Tellement bon que je viens de m'empresser de resigner pour un an ! Ma plus grande satisfaction est que nous avons pu être présents à travers nos enquêtes sur des sujets sociaux et politiques.

Quelle est votre touche personnelle ?
Nous sommes allés à la rencontre de nos invités. Une personne qui est dans son univers se livre davantage.

M6 a confié ses rendez-vous pour l'élection présidentielle à Estelle Denis. Etes-vous déçue ?
Non, j'ai été ravie pour Estelle. Et à notre manière, à Zone interdite, nous nous sommes aussi emparés des thématiques de la campagne.
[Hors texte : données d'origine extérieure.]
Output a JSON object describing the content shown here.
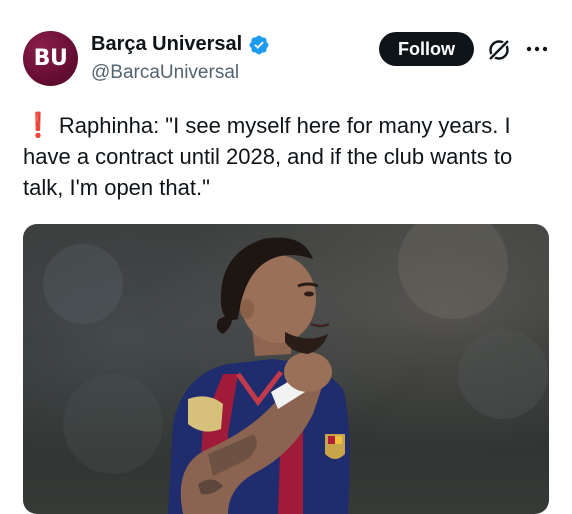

Quand on montre la France qui "rame" et que l'on suit des ouvriers de l'usine Olympia ou des jeunes issus de milieux défavorisés au lycée Henri-IV, à Paris, on participe au débat.

Pour l'émission spéciale de Bernard de la Villardière, vous avez réalisé un reportage au Tchad. Comme cela s'est-il fait ?
J'espérais depuis longtemps que la chaîne se mobilise pour rendre visible cette tragédie. Quand j'ai appris que le rédacteur en chef d'Enquête exclusive préparait une émission, je suis allée lui proposer mes services. Je suis fière de notre travail. L'émission était complète et apportait des éléments de compréhension simple.

Juste après avoir témoigné du drame au Darfour, vous avez enregistré les plateaux estivaux de "Zone interdite" à Ibiza. Qu'avez-vous ressenti ?
Rien. Passer d'un sujet à l'autre est ce qui fait la richesse de notre métier. Je n'oublie rien, je range mes souvenirs dans des petites cases.

Vous êtes ambassadrice de l'association Rêves, qui réalise les souhaits d'enfants gravement malades. Et marraine de la campagne de l'Unicef pour l'accès des filles à l'éducation. L'engagement, est-ce important pour vous ?
Il y a de telles contraintes liées à la célébrité, autant en profiter pour défendre des causes auxquelles on croit. Avec mes moyens, je participe à la médiatisation de ces associations, elles en ont bien besoin. Je suis aussi le travail des équipes d'Action contre la faim depuis des années. J'aimerais réaliser un reportage sur leur travail.

A la rentrée, reprendrez-vous votre magazine de voyage "Deux, Trois Jours avec moi", sur Paris Première ?
Oui et la formule va s'améliorer puisque je vais pouvoir accompagner mon invité. Le voyage tient une très grande place dans ma vie. C'est un bonheur que je dois à mes parents, qui nous ont toujours emmenés, mes frères et moi, avec eux, même petits. Je les remercie de nous avoir appris à regarder le monde et les autres.

Et cet été, quel est votre programme pour les vacances ?
Je vais aller me ressourcer auprès de ceux que j'aime, dans le sud de la France et au bout du monde. L'année a été longue quand même.